From talking about young black children rubbing the hairs on his legs when he was a pool guard and loving to “bounce them on my lap – I loved bouncing them on my lap,” to fondling little girls in public, Lunch Bucket Joe – who’s been sucking off the breast of government for most of half a century and never had a lunch bucket – has been found wanting even by his own party.
He can’t win a primary – and if he doesn’t place in South Carolina in a few days, he’s out of the race, and likely under investigation for his crimes in Ukraine, China, Iraq, and points yet unknown.
Yes, bribery and profiteering in the billions is a crime – but the Justice Department in America only prosecutes Republicans, so Joe Biden may yet skate.
So, here’s the big story
Yes, the rumours are true. Bloomie and Killary have been seen at dinners together recently and Killary has been approached about being Little Mike’s running mate as VP against Trump (Hillary’s nickname is due to the incredibly high rate of unexpected mortal illness amongst her enemies – over 100 to date – one of them my close friend, Ron Brown).

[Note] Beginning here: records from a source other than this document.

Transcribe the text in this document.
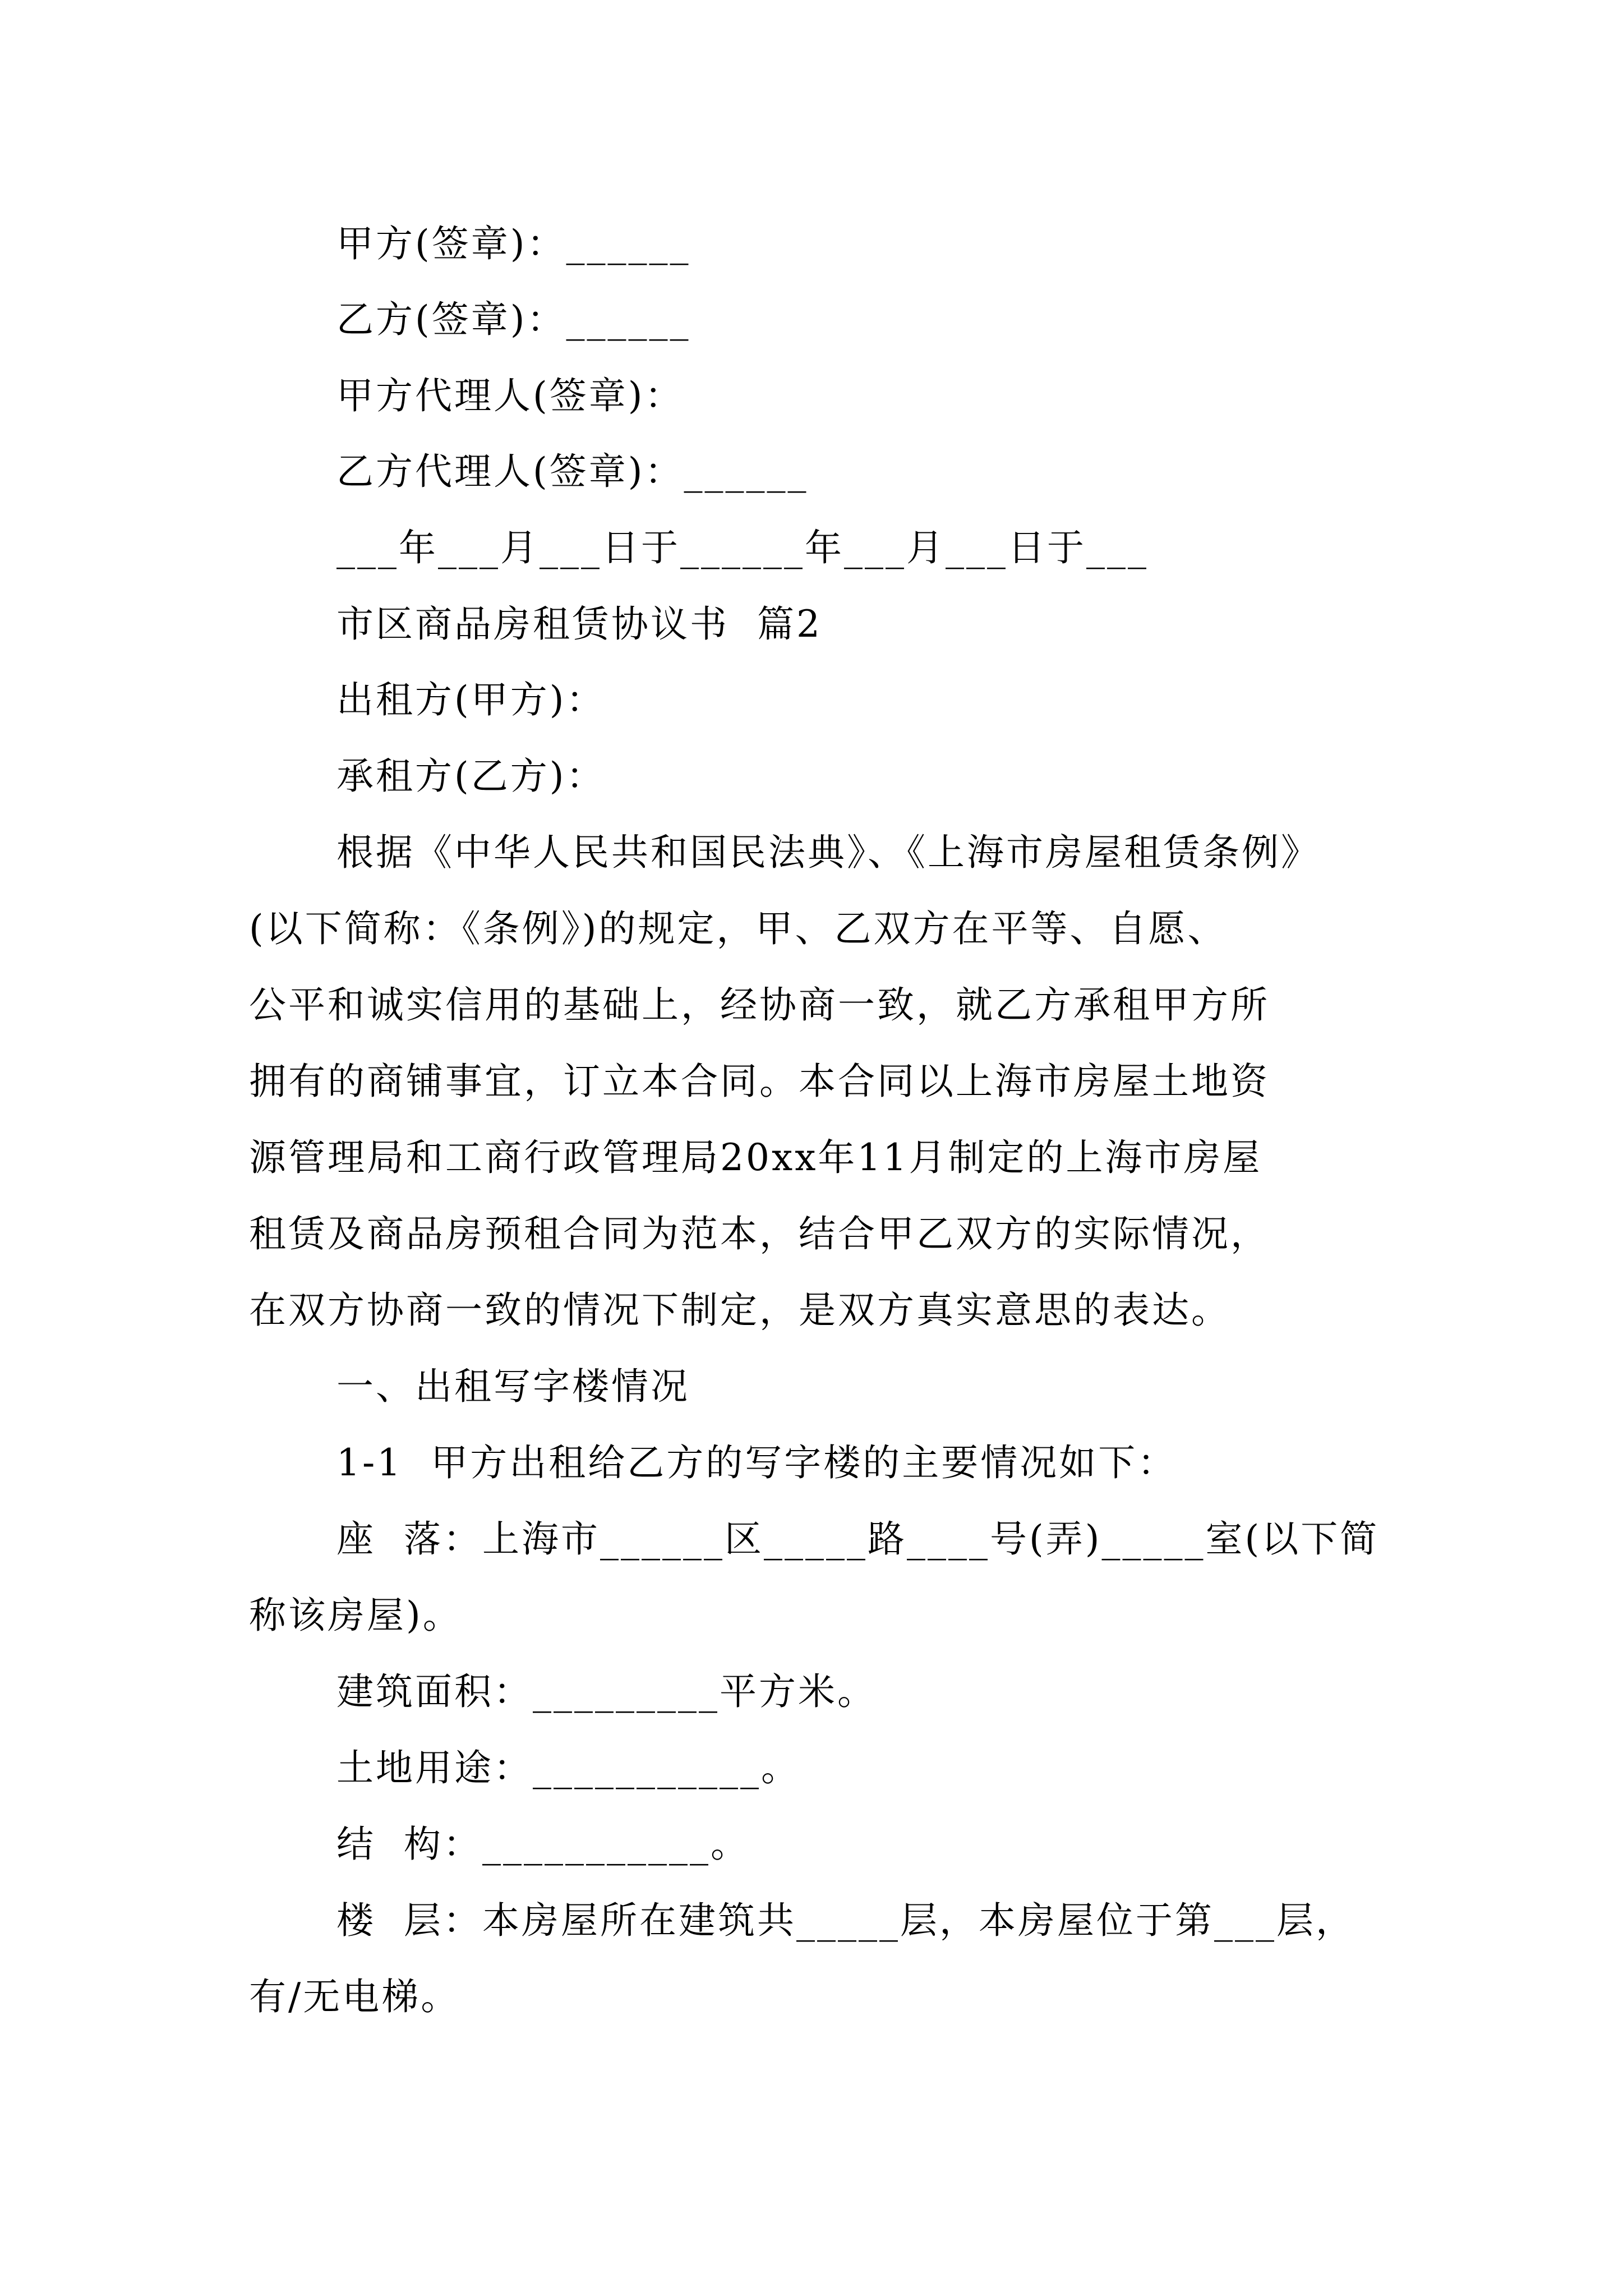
甲方(签章)：______
乙方(签章)：______
甲方代理人(签章)：
乙方代理人(签章)：______
___年___月___日于______年___月___日于___
市区商品房租赁协议书  篇2
出租方(甲方)：
承租方(乙方)：
根据《中华人民共和国民法典》、《上海市房屋租赁条例》
(以下简称：《条例》)的规定，甲、乙双方在平等、自愿、
公平和诚实信用的基础上，经协商一致，就乙方承租甲方所
拥有的商铺事宜，订立本合同。本合同以上海市房屋土地资
源管理局和工商行政管理局20xx年11月制定的上海市房屋
租赁及商品房预租合同为范本，结合甲乙双方的实际情况，
在双方协商一致的情况下制定，是双方真实意思的表达。
一、出租写字楼情况
1-1  甲方出租给乙方的写字楼的主要情况如下：
座  落：上海市______区_____路____号(弄)_____室(以下简
称该房屋)。
建筑面积：_________平方米。
土地用途：___________。
结  构：___________。
楼  层：本房屋所在建筑共_____层，本房屋位于第___层，
有/无电梯。
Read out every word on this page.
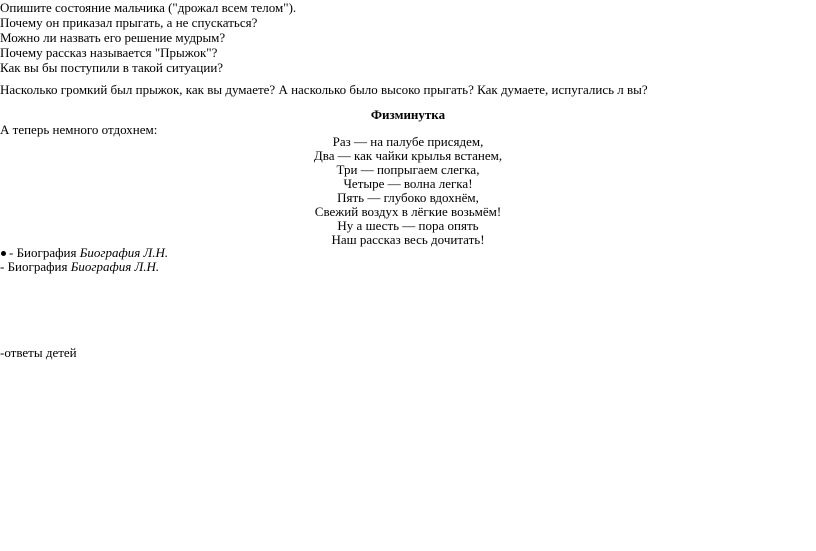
Опишите состояние мальчика ("дрожал всем телом").
Почему он приказал прыгать, а не спускаться?
Можно ли назвать его решение мудрым?
Почему рассказ называется "Прыжок"?
Как вы бы поступили в такой ситуации?
Насколько громкий был прыжок, как вы думаете? А насколько было высоко прыгать? Как думаете, испугались л вы?
Физминутка
А теперь немного отдохнем:
Раз — на палубе присядем,
Два — как чайки крылья встанем,
Три — попрыгаем слегка,
Четыре — волна легка!
Пять — глубоко вдохнём,
Свежий воздух в лёгкие возьмём!
Ну а шесть — пора опять
Наш рассказ весь дочитать!
- Биография Биография Л.Н.
- Биография Биография Л.Н.
-ответы детей
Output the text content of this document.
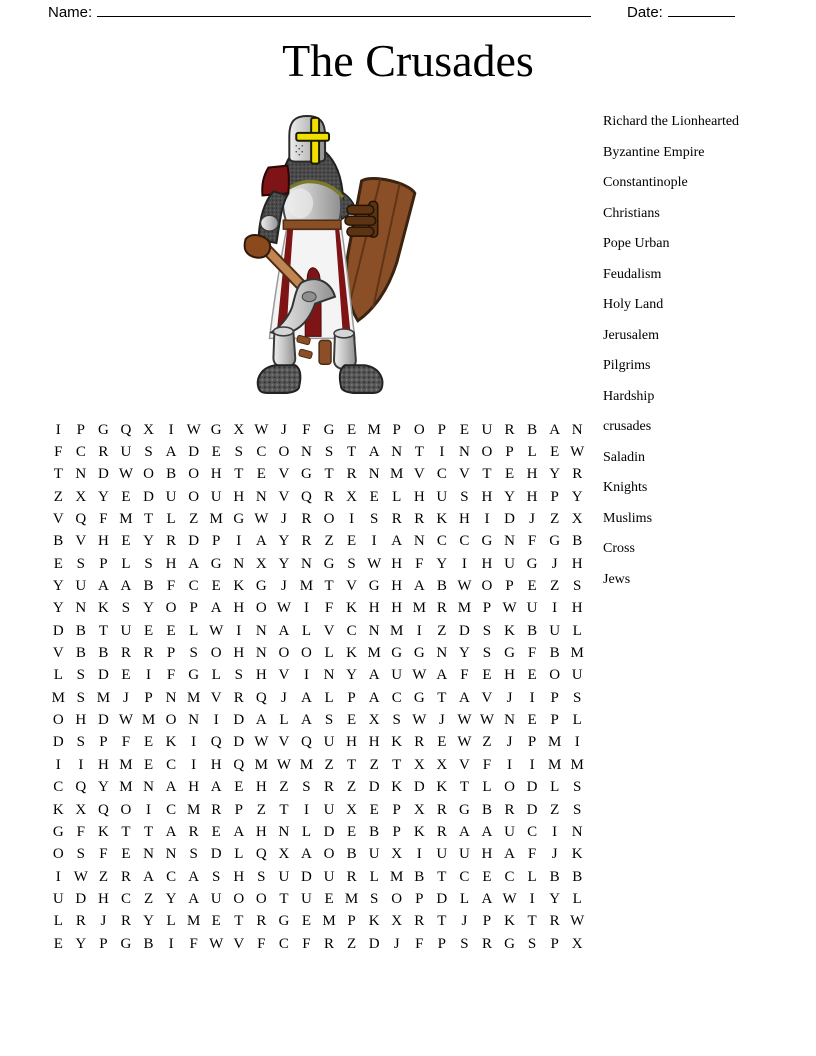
Name:	Date:
The Crusades
Richard the Lionhearted
Byzantine Empire
Constantinople
Christians
Pope Urban
Feudalism
Holy Land
Jerusalem
Pilgrims
Hardship
crusades
Saladin
Knights
Muslims
Cross
Jews
I	P G Q X I W G X W J	F G E M P O P E U R B A N
F C R U S A D E S C O N S T A N T	I N O P L E W
T N D W O B O H T E V G T R N M V C V T E H Y R
Z X Y E D U O U H N V Q R X E L H U S H Y H P Y
V Q F M T L Z M G W J R O I	S R R K H I D J	Z X
B V H E Y R D P	I A Y R Z E	I A N C C G N F G B
E S P L S H A G N X Y N G S W H F Y I H U G J H
Y U A A B F C E K G J M T V G H A B W O P E Z S
Y N K S Y O P A H O W I	F K H H M R M P W U I H
D B T U E E L W I N A L V C N M I	Z D S K B U L
V B B R R P S O H N O O L K M G G N Y S G F B M
L S D E	I	F G L S H V I N Y A U W A F E H E O U
M S M J	P N M V R Q J A L P A C G T A V J	I	P S
O H D W M O N I D A L A S E X S W J W W N E P L
D S P F E K I Q D W V Q U H H K R E W Z	J	P M I
I	I H M E C	I H Q M W M Z T Z T X X V F	I	I M M
C Q Y M N A H A E H Z S R Z D K D K T L O D L S
K X Q O I	C M R P Z T	I U X E P X R G B R D Z S
G F K T T A R E A H N L D E B P K R A A U C	I N
O S F E N N S D L Q X A O B U X I U U H A F	J K
I W Z R A C A S H S U D U R L M B T C E C L B B
U D H C Z Y A U O O T U E M S O P D L A W I Y L
L R J R Y L M E T R G E M P K X R T	J	P K T R W
E Y P G B	I	F W V F C F R Z D J	F P S R G S P X
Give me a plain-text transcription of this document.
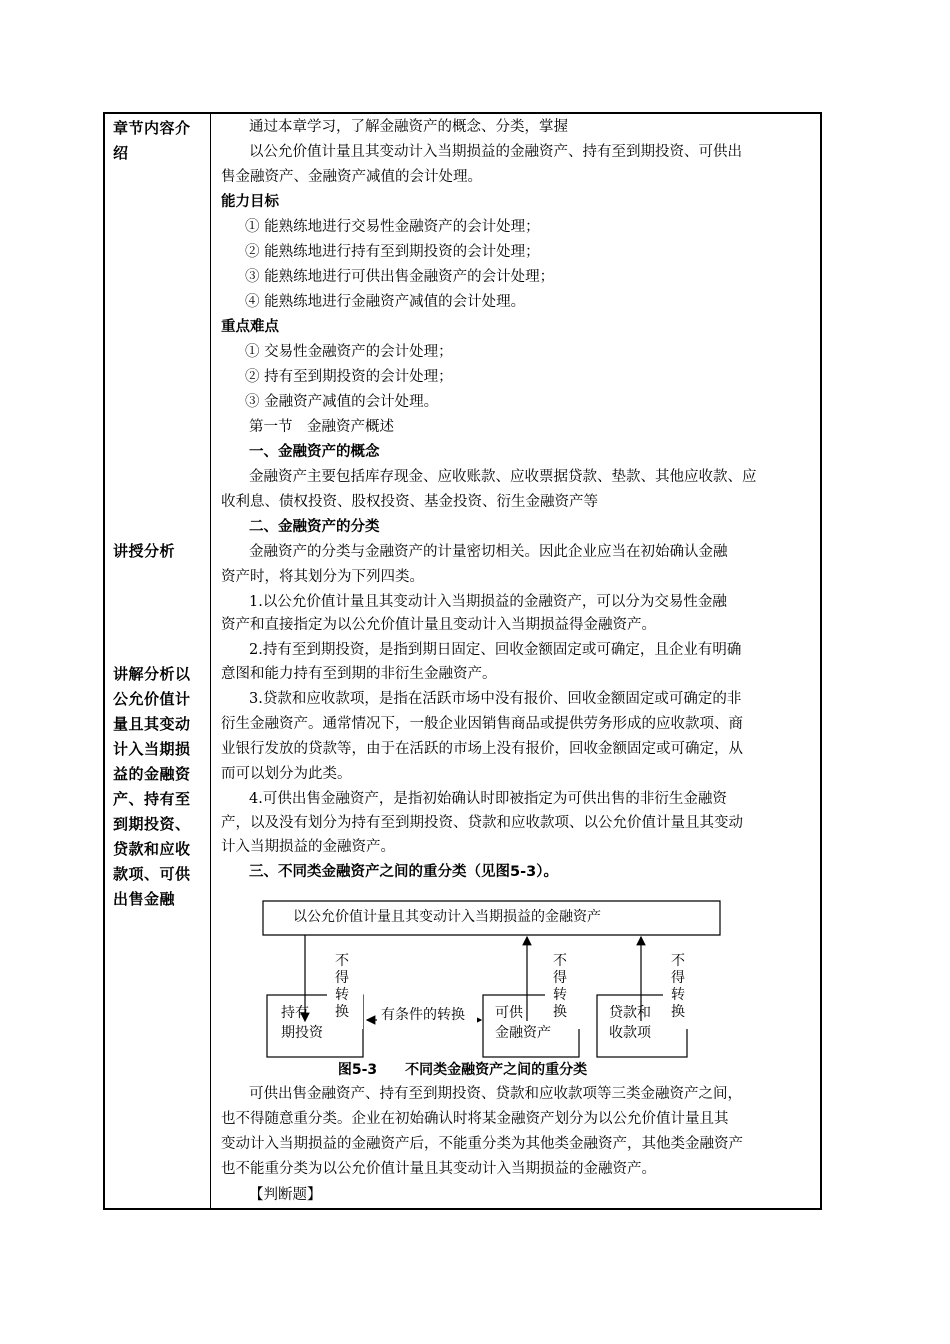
章节内容介绍
讲授分析
讲解分析以公允价值计量且其变动计入当期损益的金融资产、持有至到期投资、贷款和应收款项、可供出售金融
通过本章学习，了解金融资产的概念、分类，掌握
以公允价值计量且其变动计入当期损益的金融资产、持有至到期投资、可供出
售金融资产、金融资产减值的会计处理。
能力目标
① 能熟练地进行交易性金融资产的会计处理；
② 能熟练地进行持有至到期投资的会计处理；
③ 能熟练地进行可供出售金融资产的会计处理；
④ 能熟练地进行金融资产减值的会计处理。
重点难点
① 交易性金融资产的会计处理；
② 持有至到期投资的会计处理；
③ 金融资产减值的会计处理。
第一节　金融资产概述
一、金融资产的概念
金融资产主要包括库存现金、应收账款、应收票据贷款、垫款、其他应收款、应
收利息、债权投资、股权投资、基金投资、衍生金融资产等
二、金融资产的分类
金融资产的分类与金融资产的计量密切相关。因此企业应当在初始确认金融
资产时，将其划分为下列四类。
1.以公允价值计量且其变动计入当期损益的金融资产，可以分为交易性金融
资产和直接指定为以公允价值计量且变动计入当期损益得金融资产。
2.持有至到期投资，是指到期日固定、回收金额固定或可确定，且企业有明确
意图和能力持有至到期的非衍生金融资产。
3.贷款和应收款项，是指在活跃市场中没有报价、回收金额固定或可确定的非
衍生金融资产。通常情况下，一般企业因销售商品或提供劳务形成的应收款项、商
业银行发放的贷款等，由于在活跃的市场上没有报价，回收金额固定或可确定，从
而可以划分为此类。
4.可供出售金融资产，是指初始确认时即被指定为可供出售的非衍生金融资
产，以及没有划分为持有至到期投资、贷款和应收款项、以公允价值计量且其变动
计入当期损益的金融资产。
三、不同类金融资产之间的重分类（见图5-3）。
可供出售金融资产、持有至到期投资、贷款和应收款项等三类金融资产之间，
也不得随意重分类。企业在初始确认时将某金融资产划分为以公允价值计量且其
变动计入当期损益的金融资产后，不能重分类为其他类金融资产，其他类金融资产
也不能重分类为以公允价值计量且其变动计入当期损益的金融资产。
【判断题】
以公允价值计量且其变动计入当期损益的金融资产
持有
期投资
可供
金融资产
贷款和
收款项
不得转换
不得转换
不得转换
有条件的转换
图5-3　　不同类金融资产之间的重分类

That would be the only way Bloomie can win, and the only way Hillary can get the keys to the Oval Office, because she is unelectable on her own.
She’d kill to get the job (we suspect) and this is her only path to be President so she’s taking it – even according to Leftist media.
That is if Mob Boss, Nancy Pelosi, doesn’t beat her to it. That was rumoured to be the deal when Nancy shook down Little Mike for $100 million in 2018. She became Speaker of the House of Representatives and was supposed to be his running mate in 2020. If not, then cuddly Killary Clinton will be Little Mike’s running mate.
Will Little Mike keep his deal with Gangsta Nancy, or cave to Killary? It’s a toss-up, but when either of these witch hens say, “Have a cup of tea, Mr. President? I’ll make it for you!”, just say no, Little Mike.
Little Mike’s enthusiasm in this photo seems a bit less than Killary’s. Do you notice, or is it just my (admitted) bias?
Hmmm. Having second thoughts, Little Mike? Is beating Donald worth dying for?
Not investment advice
I know we’re not allowed to give investment advice on this website but as the former rep for The Perth Mint of Australia in the Caribbean, South and Central America, I’ll say this.
If these fools win and tank the economy with Socialism, then a Perth Mint Gold Certificate will be worth – well, er – gold.
Also, if Michael Bloomberg wins and he chooses Hillary Clinton as a running mate, then buy an insurance policy on Michael Bloomberg – if anyone is silly enough to offer you one.
It’s a sure thing that Little Mike won’t be President for long, so buy bigly as the real President (Trump) would say.